В окружении таких женщин, любовниц деда, вырос Лаврентий, отец Максима. Он запомнил брюнетку с длинными, чуть волнистыми черными волосами. Брюнетку с роскошной фигурой, которую ничуть не портил возраст, с высокой грудью и экзотической еврейской красотой — не местечковой, деревенской, распустившейся на назойливом южном солнце, вырастившую усы, обильные волосы на ногах и здоровенную еврейскую жопу, а с красотой изысканной, городской — черные, переломанные в середине брови, густые ресницы, влажные глаза, губы, на которых будто застыл вишневый сок, точеный нос.
Брюнетка любила сочетание черного, лазурно-синего и жемчугов — от всего этого пахло чем-то восточным, иланг-илангом, перцем и кофе.

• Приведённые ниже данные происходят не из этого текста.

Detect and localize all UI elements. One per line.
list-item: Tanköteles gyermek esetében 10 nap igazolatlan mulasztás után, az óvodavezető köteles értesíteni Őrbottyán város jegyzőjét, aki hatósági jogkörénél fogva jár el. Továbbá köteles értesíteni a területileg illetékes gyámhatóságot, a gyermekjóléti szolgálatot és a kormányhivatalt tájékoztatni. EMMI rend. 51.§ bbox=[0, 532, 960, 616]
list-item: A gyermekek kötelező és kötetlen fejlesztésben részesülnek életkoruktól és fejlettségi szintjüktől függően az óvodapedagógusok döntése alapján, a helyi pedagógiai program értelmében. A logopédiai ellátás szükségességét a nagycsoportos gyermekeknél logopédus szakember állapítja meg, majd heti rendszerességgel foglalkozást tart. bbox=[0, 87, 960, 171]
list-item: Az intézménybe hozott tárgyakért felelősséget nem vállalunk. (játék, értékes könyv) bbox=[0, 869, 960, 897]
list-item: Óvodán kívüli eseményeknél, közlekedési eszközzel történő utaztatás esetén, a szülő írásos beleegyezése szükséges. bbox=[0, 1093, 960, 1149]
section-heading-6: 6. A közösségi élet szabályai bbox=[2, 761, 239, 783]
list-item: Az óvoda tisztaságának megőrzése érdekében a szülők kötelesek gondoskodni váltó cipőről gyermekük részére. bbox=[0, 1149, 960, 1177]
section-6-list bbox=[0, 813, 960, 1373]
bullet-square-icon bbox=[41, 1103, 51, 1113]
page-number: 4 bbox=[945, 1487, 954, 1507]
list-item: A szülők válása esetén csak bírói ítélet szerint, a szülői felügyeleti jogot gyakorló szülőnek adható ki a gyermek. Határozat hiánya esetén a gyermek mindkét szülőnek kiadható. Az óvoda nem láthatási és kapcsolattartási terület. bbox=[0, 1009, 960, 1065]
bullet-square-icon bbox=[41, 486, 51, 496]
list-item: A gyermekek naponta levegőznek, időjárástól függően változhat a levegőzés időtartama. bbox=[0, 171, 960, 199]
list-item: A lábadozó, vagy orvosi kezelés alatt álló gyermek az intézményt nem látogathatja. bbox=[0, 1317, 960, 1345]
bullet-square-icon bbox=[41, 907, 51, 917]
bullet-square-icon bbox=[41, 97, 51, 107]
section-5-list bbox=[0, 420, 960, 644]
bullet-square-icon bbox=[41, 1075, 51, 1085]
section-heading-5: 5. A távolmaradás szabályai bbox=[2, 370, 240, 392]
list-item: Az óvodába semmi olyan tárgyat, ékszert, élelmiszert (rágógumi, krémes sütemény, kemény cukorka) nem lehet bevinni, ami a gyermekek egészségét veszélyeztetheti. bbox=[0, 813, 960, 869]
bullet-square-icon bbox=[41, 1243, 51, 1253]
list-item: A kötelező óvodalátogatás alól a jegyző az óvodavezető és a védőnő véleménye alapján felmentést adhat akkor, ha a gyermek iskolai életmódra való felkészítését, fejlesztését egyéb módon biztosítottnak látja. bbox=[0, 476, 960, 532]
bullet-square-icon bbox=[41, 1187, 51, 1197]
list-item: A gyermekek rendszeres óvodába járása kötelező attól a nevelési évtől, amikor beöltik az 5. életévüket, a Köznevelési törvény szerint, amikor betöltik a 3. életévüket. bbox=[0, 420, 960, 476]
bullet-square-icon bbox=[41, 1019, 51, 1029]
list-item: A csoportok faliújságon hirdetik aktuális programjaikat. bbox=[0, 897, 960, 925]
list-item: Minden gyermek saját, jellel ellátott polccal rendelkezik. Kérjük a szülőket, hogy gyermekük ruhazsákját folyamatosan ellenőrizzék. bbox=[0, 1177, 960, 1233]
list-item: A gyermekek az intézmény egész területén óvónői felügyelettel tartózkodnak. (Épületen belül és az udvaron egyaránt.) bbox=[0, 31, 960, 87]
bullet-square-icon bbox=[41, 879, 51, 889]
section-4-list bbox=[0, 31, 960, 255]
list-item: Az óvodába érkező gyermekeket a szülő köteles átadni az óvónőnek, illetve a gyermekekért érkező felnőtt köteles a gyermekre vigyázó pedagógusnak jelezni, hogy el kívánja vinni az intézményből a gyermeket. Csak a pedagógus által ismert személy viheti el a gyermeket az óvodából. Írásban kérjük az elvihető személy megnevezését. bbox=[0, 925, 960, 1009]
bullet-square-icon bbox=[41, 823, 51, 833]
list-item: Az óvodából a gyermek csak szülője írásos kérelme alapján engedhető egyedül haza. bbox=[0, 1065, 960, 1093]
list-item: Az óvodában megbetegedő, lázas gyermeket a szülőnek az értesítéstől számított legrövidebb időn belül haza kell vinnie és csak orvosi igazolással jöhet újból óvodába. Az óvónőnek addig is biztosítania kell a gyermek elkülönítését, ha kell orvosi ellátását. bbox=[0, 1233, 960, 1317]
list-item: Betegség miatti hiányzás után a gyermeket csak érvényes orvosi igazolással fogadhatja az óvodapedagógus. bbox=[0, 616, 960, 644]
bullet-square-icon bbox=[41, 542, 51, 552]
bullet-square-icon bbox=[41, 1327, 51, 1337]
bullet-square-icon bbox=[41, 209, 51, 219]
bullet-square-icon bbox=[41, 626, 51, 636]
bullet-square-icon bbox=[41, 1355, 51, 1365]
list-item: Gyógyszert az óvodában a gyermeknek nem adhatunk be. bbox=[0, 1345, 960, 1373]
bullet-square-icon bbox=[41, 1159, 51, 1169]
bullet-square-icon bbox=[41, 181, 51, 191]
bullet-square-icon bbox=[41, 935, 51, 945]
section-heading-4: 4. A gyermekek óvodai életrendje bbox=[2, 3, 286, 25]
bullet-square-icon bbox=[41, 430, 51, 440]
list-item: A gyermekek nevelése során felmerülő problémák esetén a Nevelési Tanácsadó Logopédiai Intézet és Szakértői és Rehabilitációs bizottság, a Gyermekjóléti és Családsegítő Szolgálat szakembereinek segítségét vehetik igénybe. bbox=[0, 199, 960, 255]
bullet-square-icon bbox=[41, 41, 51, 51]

Лаврентий помнил и актрису, блондинку с внешностью Мерилин Монро и мозгами Марии Кюри — актриса не вылезала из библиотеки, лаборатории искусства, где просвещалась денно и нощно. Только он, Лаврентий, видел ее с платиновыми волосами, убранными в хвост, в очках и в джинсах.
Помнил русалку Нину, с длинными, почти до попы, светло-коричневыми волосами и чуть косыми зелеными глазами, которая так любила зеленый цвет, что даже перекрасила спальню в квартире отца в нежную салатовую гамму.
Как это ни странно и ни печально, но русалка Нина утонула, купаясь в шторм.
В память о ней дед Макса не переделывал спальню, хоть краска пошла трещинами, облупилась. И даже Максим отчего-то соблюдал традицию. Правда, с появлением Гали в старой квартире деда, доставшейся внуку, затеяли ремонт — и Галя поначалу хотела, чтобы все было бежевым и персиковым, но спальню Максим оставил такой же, салатовой, а в гостиной поклеил темно-красные, с восточным рисунком обои.